Just as it had almost placed the Omnitool in its slot, something slammed into it from behind. The Haimatsu Power Suit was shoved into the console, knocking the Omnitool from its place and sending the small handheld computer clattering to the floor. Pressure exploded from its shoulder from where it had been hit, and it let out a bellow as it twisted and tried to stop whatever it was that was attacking it.
Incoherent screaming, inhuman and full of fear, greeted it. In the darkness it was difficult to make out its attacker. The thing was smaller than the Haimatsu Power Suit and so it took full advantage of its mechanisms to push back at the form and send it flying backwards. The creature scurried away once it hit the ground until it was backed up against the smaller lockers in the back of the room, indecipherable chattering coming out of its speakers broken and disjointed.

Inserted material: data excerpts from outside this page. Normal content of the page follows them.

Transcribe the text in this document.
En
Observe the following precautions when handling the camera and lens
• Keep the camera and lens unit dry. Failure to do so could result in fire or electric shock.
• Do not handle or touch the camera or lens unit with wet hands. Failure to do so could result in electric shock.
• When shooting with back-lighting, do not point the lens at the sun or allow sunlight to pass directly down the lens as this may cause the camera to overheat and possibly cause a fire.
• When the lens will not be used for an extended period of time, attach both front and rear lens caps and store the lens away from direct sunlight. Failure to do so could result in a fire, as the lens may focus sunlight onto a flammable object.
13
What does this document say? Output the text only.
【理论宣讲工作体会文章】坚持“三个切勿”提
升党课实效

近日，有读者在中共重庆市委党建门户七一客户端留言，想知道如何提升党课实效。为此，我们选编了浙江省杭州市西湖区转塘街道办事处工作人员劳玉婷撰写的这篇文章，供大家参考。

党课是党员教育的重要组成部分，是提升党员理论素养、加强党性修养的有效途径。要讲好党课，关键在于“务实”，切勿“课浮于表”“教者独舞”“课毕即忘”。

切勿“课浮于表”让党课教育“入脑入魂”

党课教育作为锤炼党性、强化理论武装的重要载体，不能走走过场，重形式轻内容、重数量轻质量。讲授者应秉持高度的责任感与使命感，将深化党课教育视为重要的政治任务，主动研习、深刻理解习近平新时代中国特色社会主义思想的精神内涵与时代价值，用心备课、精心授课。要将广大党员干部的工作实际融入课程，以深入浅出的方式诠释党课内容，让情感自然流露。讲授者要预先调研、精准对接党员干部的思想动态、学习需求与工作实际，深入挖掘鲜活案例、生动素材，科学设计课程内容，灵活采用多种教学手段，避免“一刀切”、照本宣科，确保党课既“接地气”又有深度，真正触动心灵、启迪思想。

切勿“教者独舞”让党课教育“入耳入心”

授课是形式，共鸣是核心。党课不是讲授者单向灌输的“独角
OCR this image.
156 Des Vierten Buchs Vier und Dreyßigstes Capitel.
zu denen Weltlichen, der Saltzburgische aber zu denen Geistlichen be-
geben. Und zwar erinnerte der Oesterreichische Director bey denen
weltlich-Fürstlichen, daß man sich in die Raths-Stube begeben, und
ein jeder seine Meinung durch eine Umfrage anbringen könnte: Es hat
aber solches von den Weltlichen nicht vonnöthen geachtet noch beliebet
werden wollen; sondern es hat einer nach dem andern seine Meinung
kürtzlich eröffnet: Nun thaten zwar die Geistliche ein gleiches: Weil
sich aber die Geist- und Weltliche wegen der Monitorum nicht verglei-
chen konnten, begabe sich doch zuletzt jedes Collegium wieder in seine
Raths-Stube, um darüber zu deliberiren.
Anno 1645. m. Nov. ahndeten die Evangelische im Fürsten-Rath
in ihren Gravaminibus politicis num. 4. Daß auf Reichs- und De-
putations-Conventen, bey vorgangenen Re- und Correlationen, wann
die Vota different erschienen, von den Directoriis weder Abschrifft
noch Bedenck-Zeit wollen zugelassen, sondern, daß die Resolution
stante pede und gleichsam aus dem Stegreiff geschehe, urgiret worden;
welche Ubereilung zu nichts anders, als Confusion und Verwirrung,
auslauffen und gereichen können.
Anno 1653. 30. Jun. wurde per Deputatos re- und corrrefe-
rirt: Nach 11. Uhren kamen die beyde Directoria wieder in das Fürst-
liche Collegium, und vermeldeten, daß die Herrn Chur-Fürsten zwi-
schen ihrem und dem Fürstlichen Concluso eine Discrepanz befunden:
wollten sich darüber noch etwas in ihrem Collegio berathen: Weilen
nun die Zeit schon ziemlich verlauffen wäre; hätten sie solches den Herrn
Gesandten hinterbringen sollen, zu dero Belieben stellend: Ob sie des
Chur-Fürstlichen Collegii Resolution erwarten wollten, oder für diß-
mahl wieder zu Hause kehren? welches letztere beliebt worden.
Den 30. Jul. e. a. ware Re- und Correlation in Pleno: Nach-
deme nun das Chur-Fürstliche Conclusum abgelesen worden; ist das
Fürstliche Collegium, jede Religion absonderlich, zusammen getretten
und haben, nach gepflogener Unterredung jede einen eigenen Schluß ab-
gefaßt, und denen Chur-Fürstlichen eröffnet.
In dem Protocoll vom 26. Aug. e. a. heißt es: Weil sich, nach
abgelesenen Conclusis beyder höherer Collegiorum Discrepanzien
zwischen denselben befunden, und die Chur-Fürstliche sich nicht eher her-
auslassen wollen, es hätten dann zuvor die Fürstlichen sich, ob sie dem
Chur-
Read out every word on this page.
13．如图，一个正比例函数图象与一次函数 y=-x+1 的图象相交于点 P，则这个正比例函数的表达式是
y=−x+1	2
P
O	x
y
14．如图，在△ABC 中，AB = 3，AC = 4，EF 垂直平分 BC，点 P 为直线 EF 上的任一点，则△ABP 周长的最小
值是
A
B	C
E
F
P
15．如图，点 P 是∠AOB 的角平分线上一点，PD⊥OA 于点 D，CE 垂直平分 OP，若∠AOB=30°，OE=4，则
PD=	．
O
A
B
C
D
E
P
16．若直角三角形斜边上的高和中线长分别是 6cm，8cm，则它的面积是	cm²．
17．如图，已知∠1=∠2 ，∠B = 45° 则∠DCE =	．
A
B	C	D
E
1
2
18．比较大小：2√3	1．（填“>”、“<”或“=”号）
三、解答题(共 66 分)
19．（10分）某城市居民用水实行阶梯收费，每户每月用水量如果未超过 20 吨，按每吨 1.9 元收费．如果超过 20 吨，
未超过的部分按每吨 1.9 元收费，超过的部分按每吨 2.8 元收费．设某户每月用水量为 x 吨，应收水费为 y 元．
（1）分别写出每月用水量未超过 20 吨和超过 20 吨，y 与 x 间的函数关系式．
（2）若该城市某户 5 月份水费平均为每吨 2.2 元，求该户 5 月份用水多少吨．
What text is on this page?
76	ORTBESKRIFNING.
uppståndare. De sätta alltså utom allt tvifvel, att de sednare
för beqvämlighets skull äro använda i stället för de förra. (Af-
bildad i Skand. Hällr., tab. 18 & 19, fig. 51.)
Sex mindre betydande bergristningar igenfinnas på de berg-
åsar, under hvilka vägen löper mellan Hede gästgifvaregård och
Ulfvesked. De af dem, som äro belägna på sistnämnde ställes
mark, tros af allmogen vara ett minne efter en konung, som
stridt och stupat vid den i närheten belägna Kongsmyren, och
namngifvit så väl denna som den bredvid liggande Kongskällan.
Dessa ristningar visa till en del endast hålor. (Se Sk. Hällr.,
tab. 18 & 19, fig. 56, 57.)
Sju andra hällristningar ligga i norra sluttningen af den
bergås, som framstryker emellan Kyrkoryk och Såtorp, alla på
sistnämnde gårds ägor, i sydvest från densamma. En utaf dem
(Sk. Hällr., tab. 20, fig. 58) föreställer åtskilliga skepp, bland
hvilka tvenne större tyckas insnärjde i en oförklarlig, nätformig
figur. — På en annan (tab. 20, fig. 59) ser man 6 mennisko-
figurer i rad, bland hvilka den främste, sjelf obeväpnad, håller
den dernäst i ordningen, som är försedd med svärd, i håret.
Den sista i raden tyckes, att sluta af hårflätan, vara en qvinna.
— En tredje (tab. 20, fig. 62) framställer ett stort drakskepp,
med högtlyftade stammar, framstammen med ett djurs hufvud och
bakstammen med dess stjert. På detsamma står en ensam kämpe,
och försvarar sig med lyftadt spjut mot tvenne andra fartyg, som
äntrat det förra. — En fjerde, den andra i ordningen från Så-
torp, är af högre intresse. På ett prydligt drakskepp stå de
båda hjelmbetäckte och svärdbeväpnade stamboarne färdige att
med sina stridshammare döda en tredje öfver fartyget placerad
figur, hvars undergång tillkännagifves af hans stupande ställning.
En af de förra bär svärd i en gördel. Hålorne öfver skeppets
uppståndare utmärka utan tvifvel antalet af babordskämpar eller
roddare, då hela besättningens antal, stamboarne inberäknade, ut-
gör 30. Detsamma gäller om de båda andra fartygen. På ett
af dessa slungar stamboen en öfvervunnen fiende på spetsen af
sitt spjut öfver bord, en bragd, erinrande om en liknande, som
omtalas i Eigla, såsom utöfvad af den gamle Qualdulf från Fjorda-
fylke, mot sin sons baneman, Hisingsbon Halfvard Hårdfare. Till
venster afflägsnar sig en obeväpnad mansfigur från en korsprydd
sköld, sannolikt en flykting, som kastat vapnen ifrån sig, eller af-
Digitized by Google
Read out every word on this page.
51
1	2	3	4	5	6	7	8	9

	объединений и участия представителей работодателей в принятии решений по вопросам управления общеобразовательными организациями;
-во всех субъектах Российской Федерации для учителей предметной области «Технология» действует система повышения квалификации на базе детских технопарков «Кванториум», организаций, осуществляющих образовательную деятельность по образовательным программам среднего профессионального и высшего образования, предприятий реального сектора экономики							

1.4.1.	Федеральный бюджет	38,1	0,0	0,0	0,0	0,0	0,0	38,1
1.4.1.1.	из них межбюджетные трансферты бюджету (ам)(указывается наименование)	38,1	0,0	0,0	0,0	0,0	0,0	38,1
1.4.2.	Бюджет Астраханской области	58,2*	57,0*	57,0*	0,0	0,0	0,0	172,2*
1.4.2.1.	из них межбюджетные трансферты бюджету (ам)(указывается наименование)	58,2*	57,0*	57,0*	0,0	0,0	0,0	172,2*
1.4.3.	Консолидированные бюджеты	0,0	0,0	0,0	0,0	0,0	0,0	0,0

It stepped forward and watched the thing press itself further against the lockers as if it could just disappear into the wall. As it got closer, it could hear that the thing was not speaking incoherently at all, and could hear the words it was muttering in fear.
“Don’t leave me, don’t leave me, don’t leave me…”
As it knelt before the creature, the weight of realization and guilt pressed heavily against it. Huddled against the lockers, blue optics blinking rapidly up at it, was Simon.